Our commitment to Open Source is often something that slows down many actions within the movement, however this is not something that should change as it is integral to what Wikimedia stands for at the core. We should embrace our Open Source commitments and reach out to and engage with organizations using our software more. Wikimedia Germany does this outreach specifically with the Wikibase extension, looking for other users and engaging them to discover how they are using it, why, and how it can be better. The Wikibase extension also specifically the Wikibase Query Service shows us that not everything has to be a wiki page, as the query service disseminates knowledge under a free licence effectively.

I hope that the summit will agree that entry to our technical space, and increasing knowledge persistence within our technical space needs some thought and work, and that we should stay committed to Mediawiki as a software and platform, but that it can look, feel and act different while Wikimedia stays true to its mission.

Tim Starling Architecture, Complexity, Refactoring Growing the MediaWiki Technical Community

A key question for me is how we can maximise the richness of our feature offering despite having entered a period of slow growth in revenue and staff numbers. Wikimedia serves a very large number of users, with a diverse set of needs -- nobody can say that the site as it stands is sufficient to satisfy all of them.

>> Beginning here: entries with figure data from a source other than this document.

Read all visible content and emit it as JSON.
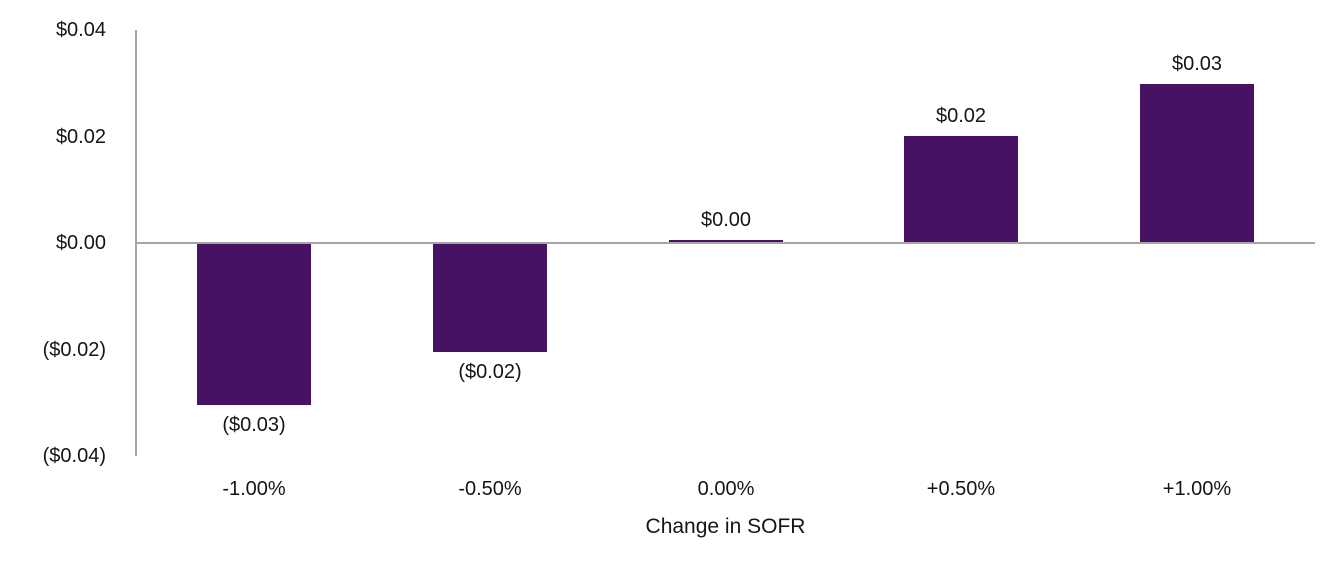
{
  "chart_data": {
    "type": "bar",
    "title": "",
    "xlabel": "Change in SOFR",
    "ylabel": "",
    "categories": [
      "-1.00%",
      "-0.50%",
      "0.00%",
      "+0.50%",
      "+1.00%"
    ],
    "values": [
      -0.0302,
      -0.0202,
      0.0004,
      0.0199,
      0.0296
    ],
    "data_labels": [
      "($0.03)",
      "($0.02)",
      "$0.00",
      "$0.02",
      "$0.03"
    ],
    "y_tick_labels": [
      "$0.04",
      "$0.02",
      "$0.00",
      "($0.02)",
      "($0.04)"
    ],
    "y_tick_values": [
      0.04,
      0.02,
      0,
      -0.02,
      -0.04
    ],
    "ylim": [
      -0.04,
      0.04
    ],
    "grid": false,
    "legend": "none",
    "colors": {
      "bar": "#471263",
      "axis_line": "#A6A6A6",
      "text": "#151515"
    }
  }
}
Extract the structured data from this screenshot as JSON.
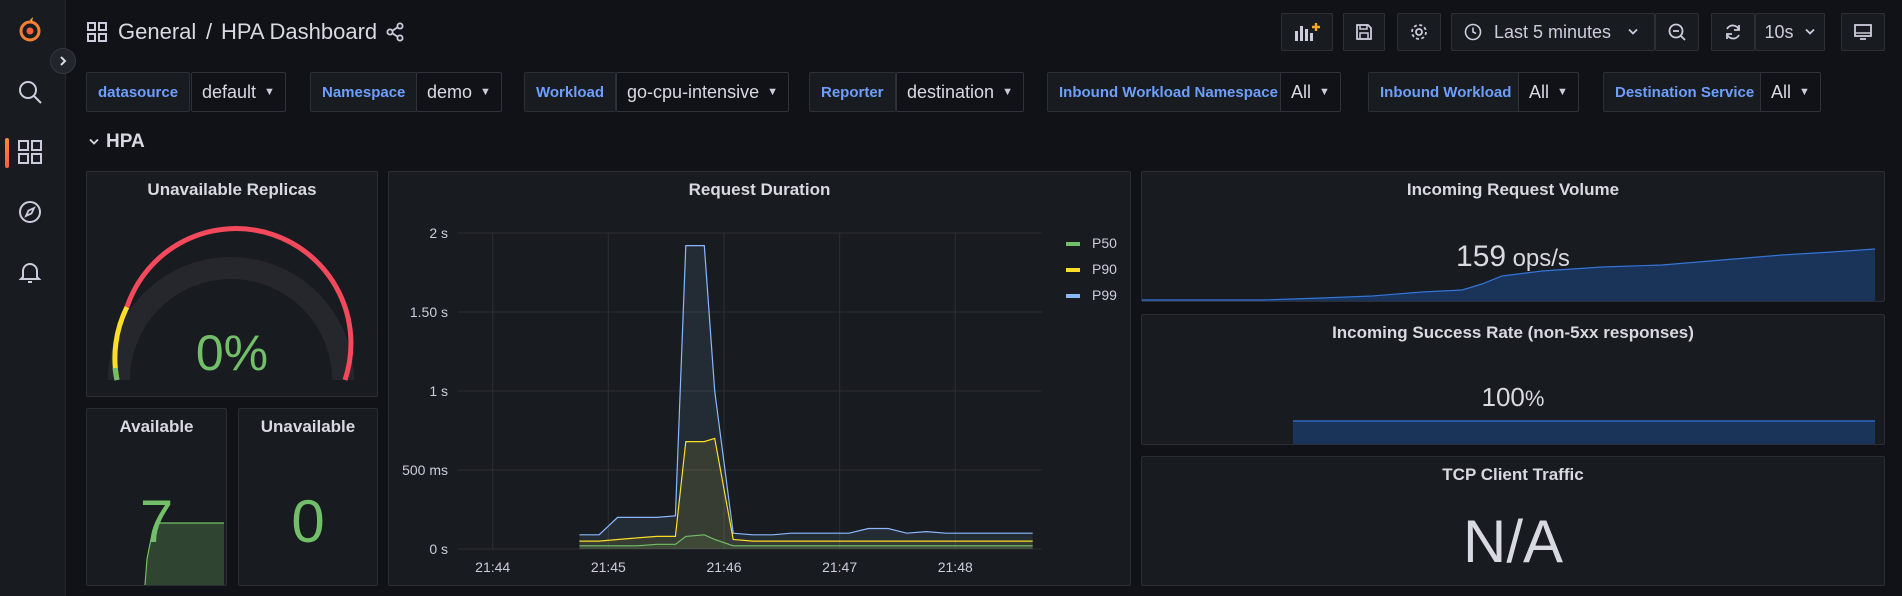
{
  "breadcrumb": {
    "folder": "General",
    "separator": "/",
    "title": "HPA Dashboard"
  },
  "toolbar": {
    "time_range": "Last 5 minutes",
    "refresh_interval": "10s"
  },
  "variables": [
    {
      "label": "datasource",
      "value": "default"
    },
    {
      "label": "Namespace",
      "value": "demo"
    },
    {
      "label": "Workload",
      "value": "go-cpu-intensive"
    },
    {
      "label": "Reporter",
      "value": "destination"
    },
    {
      "label": "Inbound Workload Namespace",
      "value": "All"
    },
    {
      "label": "Inbound Workload",
      "value": "All"
    },
    {
      "label": "Destination Service",
      "value": "All"
    }
  ],
  "row": {
    "title": "HPA"
  },
  "panels": {
    "unavailable_replicas": {
      "title": "Unavailable Replicas",
      "value": "0%",
      "gauge_fraction": 0.0
    },
    "available": {
      "title": "Available",
      "value": "7"
    },
    "unavailable": {
      "title": "Unavailable",
      "value": "0"
    },
    "request_duration": {
      "title": "Request Duration"
    },
    "incoming_volume": {
      "title": "Incoming Request Volume",
      "value": "159",
      "unit": "ops/s"
    },
    "success_rate": {
      "title": "Incoming Success Rate (non-5xx responses)",
      "value": "100",
      "unit": "%"
    },
    "tcp_client": {
      "title": "TCP Client Traffic",
      "value": "N/A"
    }
  },
  "colors": {
    "green": "#73bf69",
    "yellow": "#fade2a",
    "cyan": "#8ab8ff",
    "accent": "#f55f3e",
    "blue": "#6e9fff"
  },
  "chart_data": {
    "type": "line",
    "title": "Request Duration",
    "x_ticks": [
      "21:44",
      "21:45",
      "21:46",
      "21:47",
      "21:48"
    ],
    "y_ticks": [
      "0 s",
      "500 ms",
      "1 s",
      "1.50 s",
      "2 s"
    ],
    "ylim": [
      0,
      2
    ],
    "legend_position": "right",
    "x_minutes": [
      44.75,
      44.92,
      45.08,
      45.25,
      45.42,
      45.58,
      45.67,
      45.83,
      45.92,
      46.08,
      46.25,
      46.42,
      46.58,
      46.75,
      46.92,
      47.08,
      47.25,
      47.42,
      47.58,
      47.75,
      47.92,
      48.08,
      48.25,
      48.42,
      48.67
    ],
    "series": [
      {
        "name": "P50",
        "color": "#73bf69",
        "values": [
          0.02,
          0.02,
          0.02,
          0.02,
          0.03,
          0.03,
          0.08,
          0.09,
          0.06,
          0.02,
          0.02,
          0.02,
          0.02,
          0.02,
          0.02,
          0.02,
          0.02,
          0.02,
          0.02,
          0.02,
          0.02,
          0.02,
          0.02,
          0.02,
          0.02
        ]
      },
      {
        "name": "P90",
        "color": "#fade2a",
        "values": [
          0.05,
          0.05,
          0.06,
          0.07,
          0.08,
          0.08,
          0.68,
          0.68,
          0.7,
          0.06,
          0.05,
          0.05,
          0.05,
          0.05,
          0.05,
          0.05,
          0.05,
          0.05,
          0.05,
          0.05,
          0.05,
          0.05,
          0.05,
          0.05,
          0.05
        ]
      },
      {
        "name": "P99",
        "color": "#8ab8ff",
        "values": [
          0.09,
          0.09,
          0.2,
          0.2,
          0.2,
          0.21,
          1.92,
          1.92,
          1.0,
          0.1,
          0.09,
          0.09,
          0.1,
          0.1,
          0.1,
          0.1,
          0.13,
          0.13,
          0.1,
          0.11,
          0.1,
          0.1,
          0.1,
          0.1,
          0.1
        ]
      }
    ]
  }
}
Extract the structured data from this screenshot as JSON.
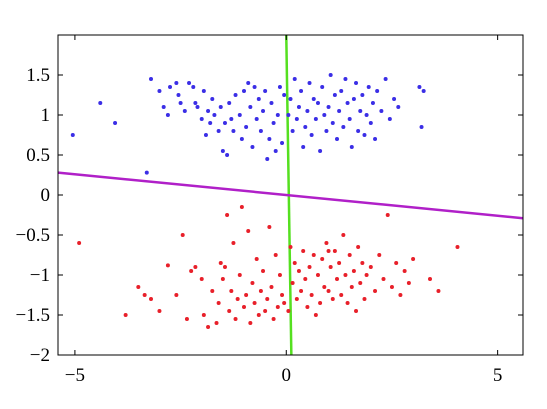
{
  "chart_data": {
    "type": "scatter",
    "title": "",
    "xlabel": "",
    "ylabel": "",
    "xlim": [
      -5.4,
      5.6
    ],
    "ylim": [
      -2,
      2
    ],
    "x_ticks": [
      {
        "value": -5,
        "label": "−5"
      },
      {
        "value": 0,
        "label": "0"
      },
      {
        "value": 5,
        "label": "5"
      }
    ],
    "y_ticks": [
      {
        "value": 1.5,
        "label": "1.5"
      },
      {
        "value": 1,
        "label": "1"
      },
      {
        "value": 0.5,
        "label": "0.5"
      },
      {
        "value": 0,
        "label": "0"
      },
      {
        "value": -0.5,
        "label": "−0.5"
      },
      {
        "value": -1,
        "label": "−1"
      },
      {
        "value": -1.5,
        "label": "−1.5"
      },
      {
        "value": -2,
        "label": "−2"
      }
    ],
    "grid": false,
    "series": [
      {
        "color": "#3b2ee6",
        "points": [
          [
            -5.05,
            0.75
          ],
          [
            -4.4,
            1.15
          ],
          [
            -4.05,
            0.9
          ],
          [
            -3.3,
            0.28
          ],
          [
            -3.2,
            1.45
          ],
          [
            -3.0,
            1.3
          ],
          [
            -2.9,
            1.1
          ],
          [
            -2.8,
            1.0
          ],
          [
            -2.75,
            1.35
          ],
          [
            -2.6,
            1.4
          ],
          [
            -2.55,
            1.25
          ],
          [
            -2.5,
            1.15
          ],
          [
            -2.4,
            1.05
          ],
          [
            -2.3,
            1.4
          ],
          [
            -2.2,
            1.35
          ],
          [
            -2.15,
            1.15
          ],
          [
            -2.1,
            1.1
          ],
          [
            -2.0,
            0.95
          ],
          [
            -1.95,
            1.3
          ],
          [
            -1.9,
            0.75
          ],
          [
            -1.85,
            1.05
          ],
          [
            -1.8,
            0.9
          ],
          [
            -1.75,
            1.2
          ],
          [
            -1.7,
            1.0
          ],
          [
            -1.6,
            0.8
          ],
          [
            -1.55,
            1.1
          ],
          [
            -1.5,
            0.55
          ],
          [
            -1.45,
            0.9
          ],
          [
            -1.4,
            0.5
          ],
          [
            -1.35,
            1.15
          ],
          [
            -1.3,
            0.95
          ],
          [
            -1.25,
            0.8
          ],
          [
            -1.2,
            1.25
          ],
          [
            -1.1,
            1.0
          ],
          [
            -1.05,
            0.7
          ],
          [
            -1.0,
            1.3
          ],
          [
            -0.95,
            0.85
          ],
          [
            -0.9,
            1.4
          ],
          [
            -0.85,
            1.1
          ],
          [
            -0.8,
            0.6
          ],
          [
            -0.75,
            1.35
          ],
          [
            -0.7,
            0.95
          ],
          [
            -0.65,
            1.2
          ],
          [
            -0.6,
            0.8
          ],
          [
            -0.55,
            1.05
          ],
          [
            -0.5,
            1.3
          ],
          [
            -0.45,
            0.45
          ],
          [
            -0.4,
            0.7
          ],
          [
            -0.35,
            1.15
          ],
          [
            -0.3,
            0.9
          ],
          [
            -0.25,
            0.55
          ],
          [
            -0.2,
            1.0
          ],
          [
            -0.15,
            1.35
          ],
          [
            -0.1,
            0.65
          ],
          [
            -0.05,
            1.25
          ],
          [
            0.05,
            1.0
          ],
          [
            0.1,
            1.2
          ],
          [
            0.15,
            0.8
          ],
          [
            0.2,
            1.45
          ],
          [
            0.25,
            0.95
          ],
          [
            0.3,
            1.1
          ],
          [
            0.35,
            1.3
          ],
          [
            0.4,
            0.6
          ],
          [
            0.45,
            0.85
          ],
          [
            0.5,
            1.05
          ],
          [
            0.55,
            1.4
          ],
          [
            0.6,
            0.75
          ],
          [
            0.65,
            1.2
          ],
          [
            0.7,
            0.95
          ],
          [
            0.75,
            1.15
          ],
          [
            0.8,
            0.55
          ],
          [
            0.85,
            1.35
          ],
          [
            0.9,
            1.0
          ],
          [
            0.95,
            0.8
          ],
          [
            1.0,
            1.1
          ],
          [
            1.05,
            1.5
          ],
          [
            1.1,
            0.9
          ],
          [
            1.15,
            1.25
          ],
          [
            1.2,
            0.7
          ],
          [
            1.25,
            1.05
          ],
          [
            1.3,
            1.3
          ],
          [
            1.35,
            0.85
          ],
          [
            1.4,
            1.45
          ],
          [
            1.45,
            1.15
          ],
          [
            1.5,
            0.95
          ],
          [
            1.55,
            0.6
          ],
          [
            1.6,
            1.2
          ],
          [
            1.65,
            1.4
          ],
          [
            1.7,
            0.8
          ],
          [
            1.75,
            1.05
          ],
          [
            1.8,
            1.25
          ],
          [
            1.85,
            0.75
          ],
          [
            1.9,
            1.0
          ],
          [
            1.95,
            1.35
          ],
          [
            2.0,
            0.9
          ],
          [
            2.05,
            1.15
          ],
          [
            2.1,
            0.7
          ],
          [
            2.15,
            1.3
          ],
          [
            2.25,
            1.05
          ],
          [
            2.35,
            1.45
          ],
          [
            2.45,
            0.95
          ],
          [
            2.55,
            1.2
          ],
          [
            2.65,
            1.1
          ],
          [
            3.15,
            1.35
          ],
          [
            3.2,
            0.85
          ],
          [
            3.25,
            1.3
          ]
        ]
      },
      {
        "color": "#e8202a",
        "points": [
          [
            -4.9,
            -0.6
          ],
          [
            -3.8,
            -1.5
          ],
          [
            -3.5,
            -1.15
          ],
          [
            -3.35,
            -1.25
          ],
          [
            -3.2,
            -1.3
          ],
          [
            -3.0,
            -1.45
          ],
          [
            -2.8,
            -0.88
          ],
          [
            -2.6,
            -1.25
          ],
          [
            -2.45,
            -0.5
          ],
          [
            -2.35,
            -1.55
          ],
          [
            -2.25,
            -0.95
          ],
          [
            -2.15,
            -0.9
          ],
          [
            -2.0,
            -1.05
          ],
          [
            -1.95,
            -1.5
          ],
          [
            -1.85,
            -1.65
          ],
          [
            -1.75,
            -1.2
          ],
          [
            -1.65,
            -1.6
          ],
          [
            -1.6,
            -1.35
          ],
          [
            -1.55,
            -0.85
          ],
          [
            -1.5,
            -1.05
          ],
          [
            -1.45,
            -0.9
          ],
          [
            -1.4,
            -0.25
          ],
          [
            -1.35,
            -1.45
          ],
          [
            -1.3,
            -1.2
          ],
          [
            -1.25,
            -0.6
          ],
          [
            -1.2,
            -1.55
          ],
          [
            -1.15,
            -1.3
          ],
          [
            -1.1,
            -1.0
          ],
          [
            -1.05,
            -0.15
          ],
          [
            -1.0,
            -1.4
          ],
          [
            -0.95,
            -1.25
          ],
          [
            -0.9,
            -0.45
          ],
          [
            -0.85,
            -1.6
          ],
          [
            -0.8,
            -1.1
          ],
          [
            -0.75,
            -1.35
          ],
          [
            -0.7,
            -0.8
          ],
          [
            -0.65,
            -1.5
          ],
          [
            -0.6,
            -1.2
          ],
          [
            -0.55,
            -0.95
          ],
          [
            -0.5,
            -1.45
          ],
          [
            -0.45,
            -1.3
          ],
          [
            -0.4,
            -0.4
          ],
          [
            -0.35,
            -1.15
          ],
          [
            -0.3,
            -1.55
          ],
          [
            -0.25,
            -0.75
          ],
          [
            -0.2,
            -1.4
          ],
          [
            -0.15,
            -1.0
          ],
          [
            -0.1,
            -1.25
          ],
          [
            -0.05,
            -1.35
          ],
          [
            0.05,
            -1.45
          ],
          [
            0.1,
            -0.65
          ],
          [
            0.15,
            -1.1
          ],
          [
            0.2,
            -0.85
          ],
          [
            0.25,
            -1.3
          ],
          [
            0.3,
            -0.95
          ],
          [
            0.35,
            -1.2
          ],
          [
            0.4,
            -0.7
          ],
          [
            0.45,
            -1.05
          ],
          [
            0.5,
            -1.4
          ],
          [
            0.55,
            -0.9
          ],
          [
            0.6,
            -1.25
          ],
          [
            0.65,
            -0.75
          ],
          [
            0.7,
            -1.5
          ],
          [
            0.75,
            -1.0
          ],
          [
            0.8,
            -1.35
          ],
          [
            0.85,
            -0.8
          ],
          [
            0.9,
            -1.15
          ],
          [
            0.95,
            -0.6
          ],
          [
            1.0,
            -1.2
          ],
          [
            1.05,
            -0.9
          ],
          [
            1.1,
            -1.3
          ],
          [
            1.15,
            -0.7
          ],
          [
            1.2,
            -1.05
          ],
          [
            1.25,
            -0.85
          ],
          [
            1.3,
            -1.25
          ],
          [
            1.35,
            -0.5
          ],
          [
            1.4,
            -1.0
          ],
          [
            1.45,
            -1.35
          ],
          [
            1.5,
            -0.75
          ],
          [
            1.55,
            -1.15
          ],
          [
            1.6,
            -0.95
          ],
          [
            1.65,
            -1.45
          ],
          [
            1.7,
            -0.65
          ],
          [
            1.75,
            -1.1
          ],
          [
            1.8,
            -0.85
          ],
          [
            1.85,
            -1.3
          ],
          [
            1.9,
            -1.0
          ],
          [
            2.0,
            -0.9
          ],
          [
            2.1,
            -1.2
          ],
          [
            2.2,
            -0.75
          ],
          [
            2.3,
            -1.05
          ],
          [
            2.4,
            -0.25
          ],
          [
            2.5,
            -1.15
          ],
          [
            2.6,
            -0.85
          ],
          [
            2.7,
            -1.25
          ],
          [
            2.8,
            -0.95
          ],
          [
            2.9,
            -1.1
          ],
          [
            3.0,
            -0.8
          ],
          [
            3.4,
            -1.05
          ],
          [
            3.6,
            -1.2
          ],
          [
            4.05,
            -0.65
          ],
          [
            1.0,
            -0.7
          ]
        ]
      }
    ],
    "lines": [
      {
        "color": "#55e020",
        "points": [
          [
            0.0,
            2.0
          ],
          [
            0.12,
            -2.0
          ]
        ]
      },
      {
        "color": "#b020c8",
        "points": [
          [
            -5.4,
            0.28
          ],
          [
            5.6,
            -0.29
          ]
        ]
      }
    ]
  }
}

There are two main threats to our goal of providing a rich feature set. One is maintenance burden. We are faced with the prospect of sunsetting features because we find the maintenance burden to be too great. But there is no incontrovertible rule in software engineering which says that code, once written, must constantly be rewritten. Maintenance burden most commonly arises from changes in the platform on which the code is implemented. Minimising maintenance burden for a given feature set thus necessitates choosing a stable platform. We need to consider the programming languages we use, and the libraries we require, through this lens.

The second threat is needless complexity. Concepts which are hard to understand, and which thus restrict related development to highly skilled developers, are appropriate only if hidden behind a module boundary. In order to enable contributions from developers less skilled than ourselves, and to minimise the time required for learning and familiarisation, the bulk of our code should be simple. Complexity is alluring because it provides developers the opportunity to take pride in their work. But for the benefit of the organisation as whole, its efficiency, and thus the richness of its product offering, we should introduce complexity only with due caution.

Code which is complex but stable can be valuable, presenting no great risks. For example, the diff algorithm we currently use in wikidiff2 has its origin in Perl code written in approximately 1998. Only in the last year have we considered adding substantial features to it. We have a PHP port and a C++ port, and neither requires significant maintenance. This is because the requirements are stable and the two respective platforms (C++ and PHP) are stable.

Contrast this to OCG, which is at risk of sunsetting only three years after its original deployment. The reason is that its input and output formats are constantly changing, that is, it has changing requirements; and it was written on a modern and rapidly changing platform. Its main developer wrote "the architecture which was state-of-the-art in 2014 is already looking a little dated in 2016".

My goals for the developer summit are to encourage people to think carefully about writing code on top of a conceptually complex, rapidly changing platform. I want WMF and the MediaWiki community to write code which is stable and long-lasting, and can thus support a richly featured website into the future.